Der Fastenmonat der Muslime findet immer im 9. Monat des islamischen Mondkalenders statt. Das Ziel ist es, sich einmal im Jahr 30 Tage lang mehr als sonst auf den Glauben zu besinnen.

Zwischen der Morgendämmerung und dem Sonnenuntergang gibt es im Ramadan weder zu essen noch zu trinken aber auch weder Geschlechtsverkehr noch Rauchen ist erlaubt. Aber es gibt lt. Koran auch Ausnahmen: Wenn man auf Reisen oder krank ist und deswegen das Fasten nicht möglich ist, so darf man die Tage nachholen.

Als Nicht-Muslim solltest du Rücksicht nehmen und nicht in der Öffentlichkeit essen oder trinken. Uhren werden in dieser Zeit um 1 Stunde zurückgestellt und die Arbeitszeit wird von 8 auf 6 Stunden verkürzt.

Übrigens sind ungefähr 98% der Marokkaner Muslime.

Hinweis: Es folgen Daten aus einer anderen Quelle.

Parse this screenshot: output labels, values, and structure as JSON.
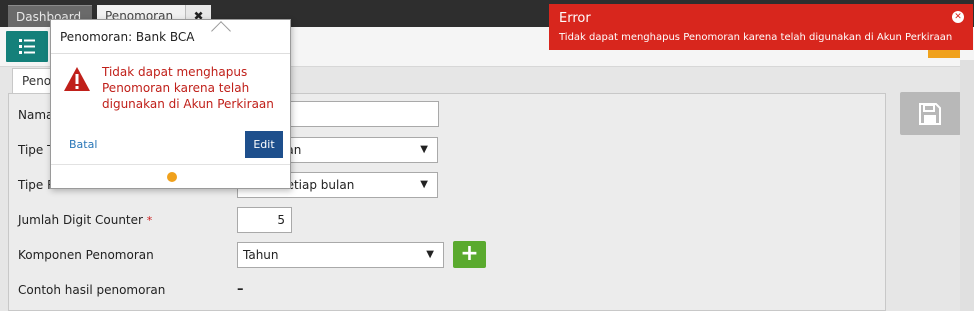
{
  "tabs": {
    "dashboard": "Dashboard",
    "penomoran": "Penomoran",
    "close": "✖"
  },
  "form": {
    "subtab": "Penomoran",
    "labels": {
      "nama": "Nama",
      "tipe_transaksi": "Tipe Transaksi",
      "tipe_reset": "Tipe Reset",
      "jumlah_digit": "Jumlah Digit Counter",
      "komponen": "Komponen Penomoran",
      "contoh": "Contoh hasil penomoran"
    },
    "required_marker": "*",
    "values": {
      "tipe_transaksi": "Penjualan",
      "tipe_reset": "Reset setiap bulan",
      "jumlah_digit": "5",
      "komponen": "Tahun",
      "contoh": "–"
    },
    "add_label": "+"
  },
  "popover": {
    "title": "Penomoran: Bank BCA",
    "message": "Tidak dapat menghapus Penomoran karena telah digunakan di Akun Perkiraan",
    "cancel": "Batal",
    "edit": "Edit"
  },
  "toast": {
    "title": "Error",
    "message": "Tidak dapat menghapus Penomoran karena telah digunakan di Akun Perkiraan",
    "close": "✕"
  },
  "colors": {
    "accent_teal": "#14807a",
    "error_red": "#d8261d",
    "primary_blue": "#1e4f8c",
    "add_green": "#5aaa2e",
    "indicator_orange": "#f0a11c"
  },
  "icons": {
    "menu": "list-icon",
    "save": "floppy-disk-icon",
    "warning": "warning-triangle-icon",
    "close": "close-icon"
  }
}
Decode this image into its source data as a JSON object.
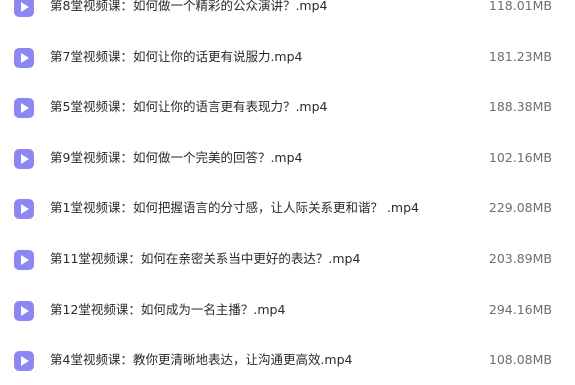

Was heißt das in der Praxis?

In der Zeit des Fastenmonats muss mit Einschränkungen im Alltag und mit erhöhter Sensibilität in Fragen des Respekts gerechnet werden.
In der Praxis läuft das so ab: In der Regel (Ausnahmen bestätigen diese Regel immer wieder) bekommt man im Hotel und auf den Campingplätzen Essen serviert und es gibt mittags Restaurants, die zumindest ernähren. Das heißt aber auch, dass da und dort eine verminderte Speisekarte zur Verfügung steht. Märkte und Supermärkte haben aber geöffnet.
Viele Restaurants, Cafés und Geschäfte sind tagsüber geschlossen. Man merkt vielen Marokkanern die Anstrengung des Fastens an. Die meisten Leute agieren sehr entschleunigt in dem Land, dass wir ohnehin als langsam bezeichnen würden. Manche Marokkaner reagieren auch gereizter als sonst. 
Das besondere spielt sich bei Einbruch der Dunkelheit ab. Ab da sind – sogar in Marrakesch – die Straßen leergefegt. Ungefähr eine Stunde danach spült es wieder Leben in die Gassen. So lange dauert das Gebet und dann geht es wieder rund!
Nach dem täglichen Fastenbrechen wird die Nacht zum Tag gemacht. Die Tische biegen sich und es gibt jede Menge kulinarischer Köstlichkeiten.
 
Was heißt das nun in der Praxis für uns?
Die Tage bis zum ersten Checkpoint in Taghazout werden sehr besonders werden. Das Leben steht hier still! 
Das Camp in Tunis ist vorbereitet auf uns, was das aber in der Realität bedeutet, bleibt abzuwarten. Zumindest haben wir einen Schlafplatz und vermutlich gibt es auch zu essen.
Wer den Weg über Marrakesh wählt, hat vermutlich mit den wenigstens Einschränkungen zu rechnen, da die Stadt sehr touristisch ist.
Aber bereitet euch darauf vor, dass ihr nicht überall und an jeder Ecke etwas zu essen bekommt. 
Wir bitten euch wirklich darum, in der Öffentlichkeit den gehörigen Respekt zu zeigen. So, wie wir es gerne hätten, dass man es auch bei uns macht.
 

Leere Straßen in Marrakech.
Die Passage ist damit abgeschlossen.